Saturday, April 14, 2012

A symbol of Uganda by the shores of Lake Albert

We're gradually getting around the Rift Valley lakes with their bizarre Victorian names. We reached the southern shore of Lake Albert on Easter Day while visiting the Semliki Wildlife Reserve. And we'll be only a watery hop, skip and jump away from Lake Albert's northernmost bay when we visit Murchison Falls again in May. Mind you, the lake is 160 kilometres long and the bits in between are not all that get-at-able. There is no road around the lake and we will probably not risk a boat trip, what with Lake Albert's notoriously sudden storms, the poor safety record of the local boats and the fact that half the lake belongs to DR Congo.

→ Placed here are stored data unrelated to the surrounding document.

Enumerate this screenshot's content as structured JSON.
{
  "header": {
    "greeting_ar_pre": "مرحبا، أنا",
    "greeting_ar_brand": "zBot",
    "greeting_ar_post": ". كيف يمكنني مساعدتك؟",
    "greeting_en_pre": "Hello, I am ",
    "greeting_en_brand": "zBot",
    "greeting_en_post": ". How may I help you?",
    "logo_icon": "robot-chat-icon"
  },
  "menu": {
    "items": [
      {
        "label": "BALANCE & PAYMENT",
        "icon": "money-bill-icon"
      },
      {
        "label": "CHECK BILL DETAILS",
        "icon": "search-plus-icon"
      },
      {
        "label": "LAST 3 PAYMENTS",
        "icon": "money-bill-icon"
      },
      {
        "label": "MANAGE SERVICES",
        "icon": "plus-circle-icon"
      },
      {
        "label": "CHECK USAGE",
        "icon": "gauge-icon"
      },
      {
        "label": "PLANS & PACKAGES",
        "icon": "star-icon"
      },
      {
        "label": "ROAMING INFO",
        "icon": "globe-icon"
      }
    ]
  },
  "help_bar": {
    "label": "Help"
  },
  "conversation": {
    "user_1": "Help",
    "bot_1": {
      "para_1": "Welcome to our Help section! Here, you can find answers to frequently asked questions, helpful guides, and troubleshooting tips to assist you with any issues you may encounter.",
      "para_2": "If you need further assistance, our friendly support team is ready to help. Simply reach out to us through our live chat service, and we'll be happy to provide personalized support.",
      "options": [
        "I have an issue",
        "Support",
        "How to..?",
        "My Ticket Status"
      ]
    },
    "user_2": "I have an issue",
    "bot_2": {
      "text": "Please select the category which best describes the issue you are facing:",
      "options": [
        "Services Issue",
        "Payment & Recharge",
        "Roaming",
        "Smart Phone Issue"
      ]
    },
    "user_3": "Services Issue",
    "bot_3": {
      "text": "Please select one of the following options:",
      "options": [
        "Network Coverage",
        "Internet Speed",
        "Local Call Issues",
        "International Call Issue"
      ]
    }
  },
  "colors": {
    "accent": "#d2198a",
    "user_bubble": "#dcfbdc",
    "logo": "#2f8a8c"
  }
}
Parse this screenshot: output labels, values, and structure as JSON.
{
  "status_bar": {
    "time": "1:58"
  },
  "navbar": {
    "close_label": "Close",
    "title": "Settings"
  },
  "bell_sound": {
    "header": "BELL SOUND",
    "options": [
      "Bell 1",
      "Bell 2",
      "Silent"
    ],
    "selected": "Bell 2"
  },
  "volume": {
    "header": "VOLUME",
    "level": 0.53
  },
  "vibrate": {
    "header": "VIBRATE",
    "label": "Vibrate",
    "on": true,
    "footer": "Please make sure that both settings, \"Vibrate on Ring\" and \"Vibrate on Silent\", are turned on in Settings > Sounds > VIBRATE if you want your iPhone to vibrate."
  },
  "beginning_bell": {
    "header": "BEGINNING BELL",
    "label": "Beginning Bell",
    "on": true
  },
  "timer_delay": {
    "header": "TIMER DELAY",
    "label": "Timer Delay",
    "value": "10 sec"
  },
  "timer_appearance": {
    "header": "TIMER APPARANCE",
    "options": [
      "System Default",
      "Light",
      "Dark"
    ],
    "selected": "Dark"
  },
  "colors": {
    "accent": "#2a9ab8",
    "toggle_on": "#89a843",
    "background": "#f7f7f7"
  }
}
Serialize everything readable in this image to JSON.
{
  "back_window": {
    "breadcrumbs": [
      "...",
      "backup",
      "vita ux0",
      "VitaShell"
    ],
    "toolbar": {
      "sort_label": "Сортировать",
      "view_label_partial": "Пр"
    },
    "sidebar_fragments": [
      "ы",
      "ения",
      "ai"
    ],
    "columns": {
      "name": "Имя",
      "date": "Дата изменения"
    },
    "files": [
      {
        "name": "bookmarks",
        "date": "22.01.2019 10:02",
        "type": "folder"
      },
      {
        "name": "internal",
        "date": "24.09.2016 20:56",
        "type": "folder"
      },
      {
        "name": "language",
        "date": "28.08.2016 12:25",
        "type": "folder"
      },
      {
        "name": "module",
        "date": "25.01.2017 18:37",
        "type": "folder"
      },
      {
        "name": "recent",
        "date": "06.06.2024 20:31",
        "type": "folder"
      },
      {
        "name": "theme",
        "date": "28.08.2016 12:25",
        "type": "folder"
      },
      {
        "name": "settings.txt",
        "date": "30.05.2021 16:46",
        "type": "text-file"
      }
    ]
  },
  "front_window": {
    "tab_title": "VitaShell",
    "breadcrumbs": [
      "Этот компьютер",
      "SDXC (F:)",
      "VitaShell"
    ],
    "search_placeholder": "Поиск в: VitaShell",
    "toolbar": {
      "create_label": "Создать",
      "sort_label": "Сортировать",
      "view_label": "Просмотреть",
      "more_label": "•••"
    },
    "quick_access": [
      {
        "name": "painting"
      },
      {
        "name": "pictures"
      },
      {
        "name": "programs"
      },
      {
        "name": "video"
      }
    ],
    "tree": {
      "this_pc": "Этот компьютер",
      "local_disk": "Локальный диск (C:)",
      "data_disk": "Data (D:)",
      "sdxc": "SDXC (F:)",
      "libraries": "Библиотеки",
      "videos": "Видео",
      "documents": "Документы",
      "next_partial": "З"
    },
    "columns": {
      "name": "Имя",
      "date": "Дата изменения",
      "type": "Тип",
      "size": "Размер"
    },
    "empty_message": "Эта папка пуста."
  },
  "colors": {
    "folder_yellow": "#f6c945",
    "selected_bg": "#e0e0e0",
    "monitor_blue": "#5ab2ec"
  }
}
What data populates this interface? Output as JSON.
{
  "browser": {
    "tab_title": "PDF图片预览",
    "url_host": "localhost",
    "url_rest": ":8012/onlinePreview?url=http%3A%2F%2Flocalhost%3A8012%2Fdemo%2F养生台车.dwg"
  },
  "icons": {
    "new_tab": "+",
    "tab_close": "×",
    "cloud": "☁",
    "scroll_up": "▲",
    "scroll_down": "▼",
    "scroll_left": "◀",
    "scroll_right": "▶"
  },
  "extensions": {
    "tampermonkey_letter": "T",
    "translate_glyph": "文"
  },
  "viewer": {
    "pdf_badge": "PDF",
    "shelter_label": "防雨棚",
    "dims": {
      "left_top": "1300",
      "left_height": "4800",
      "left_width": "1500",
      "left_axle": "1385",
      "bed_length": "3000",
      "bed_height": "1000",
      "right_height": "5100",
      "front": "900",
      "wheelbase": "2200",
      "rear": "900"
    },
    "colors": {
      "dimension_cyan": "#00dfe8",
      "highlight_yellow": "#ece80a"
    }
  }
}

Lake Albert is on the centre left, with a dotted line through it showing the Congo border
We drove to Lake Albert through wooded savannah, passing through herds of grazing buffalo and Uganda kob.

We met a few fellow travellers, some making better and some slower progress than us. There was no stopping this lorry, with the bizarre message 'Grow more cocoa', a crop we have rarely if ever come across in Uganda. It was hurrying along loaded with goods for transport to Congo and matooke to sell at the village.

Other travellers were in less of a hurry. This hamerkop had stopped for a drink.

Some pedestrians slithered along slowly, knowing they'd get there eventually. This is Uganda, after all, where no one hurries and tomorrow is always another day.

Others just waddled determinedly towards the water.

As we neared the lake, we started seeing mud and pole huts arranged within compounds as well as a few more solid-looking brick buildings with corrugated iron roofs.

We were surprised to pass what appeared to be a large army encampment - until, that is, we remembered that this was border territory. The soldiers' housing was pretty basic - grass-thatched mud huts and shelters - but it looked as if it had been erected relatively recently.

We realised we were getting close to the lake when we spotted these African open-billed storks (or at least I think that's what they were), a whole flock of them pecking away at the grass.

And then we were there, at Ntoroko, the main fishing community. We were quite surprised at the size of the settlement given how isolated the place is. However, I think the village counts as one of the poorest we have seen in this part of the country, with lots of crumbling single-roomed grass-thatched mud houses and grubby children wearing tattered adult clothing, the people too poor to photograph. The ducks looked healthy enough, though.

Scavengers of various kinds were working their way through the numerous garbage heaps. I was shocked to see so many baboons so close to housing and children, for these animals can be dangerous.

The dominant male was clearly taking his responsibilities seriously. Not an animal I would care to mess with!

One small baboon, just like a human toddler, was delighted with the bit of red plastic he had just dug out of the rubbish. He quickly ran off with it and climbed on to his mother's back to keep his trophy safe.

Some of the scavenging marabou storks were taller than the children.

Rather disturbed by what we had seen, we hurried through the village and made for the more attractive prospect of the lake and its birds. Not many people were out and about, just the occasional fisherman. The small boats pulled up on the shore had been covered with sand to stop the wood splitting in the sun. You may just be able to see the Congolese shoreline, a dark blue strip along the horizon.

The young man in the boat below had just returned from fishing and was removing his catch. Once the boat was empty, he set off again, punting across to the opposite shore.

Various larger boats with outboard engines were crossing from one side of the lake to another.

True to expectation, birds of various kinds were getting on with their daily activities, fishing, flying around, doing a bit of paddling - just a normal Sunday morning for a bird.

Egrets of one sort or another dominated the scene: elegant great white egrets with lovely almost swan-like necks and their near relations the little egrets.

This long-tailed cormorant (or possibly black heron or egret - I make no claim to be an ornithologist!) was keeping a good lookout for a quick snack.

The sacred ibises were paddling around looking for shellfish.

We had come across several of their black hadeda ibis cousins out on the savannah. We see a lot of hadeda ibises in Kampala. They fly around our flat, making an unbelievable racket with their loud cawing.

There was constant movement around us as birds took off and alighted, swooping down over the water and then rising again. I think the bird below is a great cormorant, while the monstrous one below that, looks like a marabou stork.

However, the loveliest birds, from my point of view, were the kingfishers.  I completely failed to snap a glorious deep turquoise malachite kingfisher. However, I was luckier with the grey-headed and pied kingfishers which generously condescended to pose.

Even this weaver bird thought a little rest looking over the lake was a pleasant way to spend a few minutes on a Sunday morning.

However, it was soon time to wend our way through that dispiriting village again. Back in the car, we drove through the rubbish heaps.

And then, in one of those wonderful moments which we'll always remember, we saw a completely incongruous sight.

Majestic crested cranes, Uganda's national bird, lording it over the waste heaps.

What better symbol could there be of Uganda?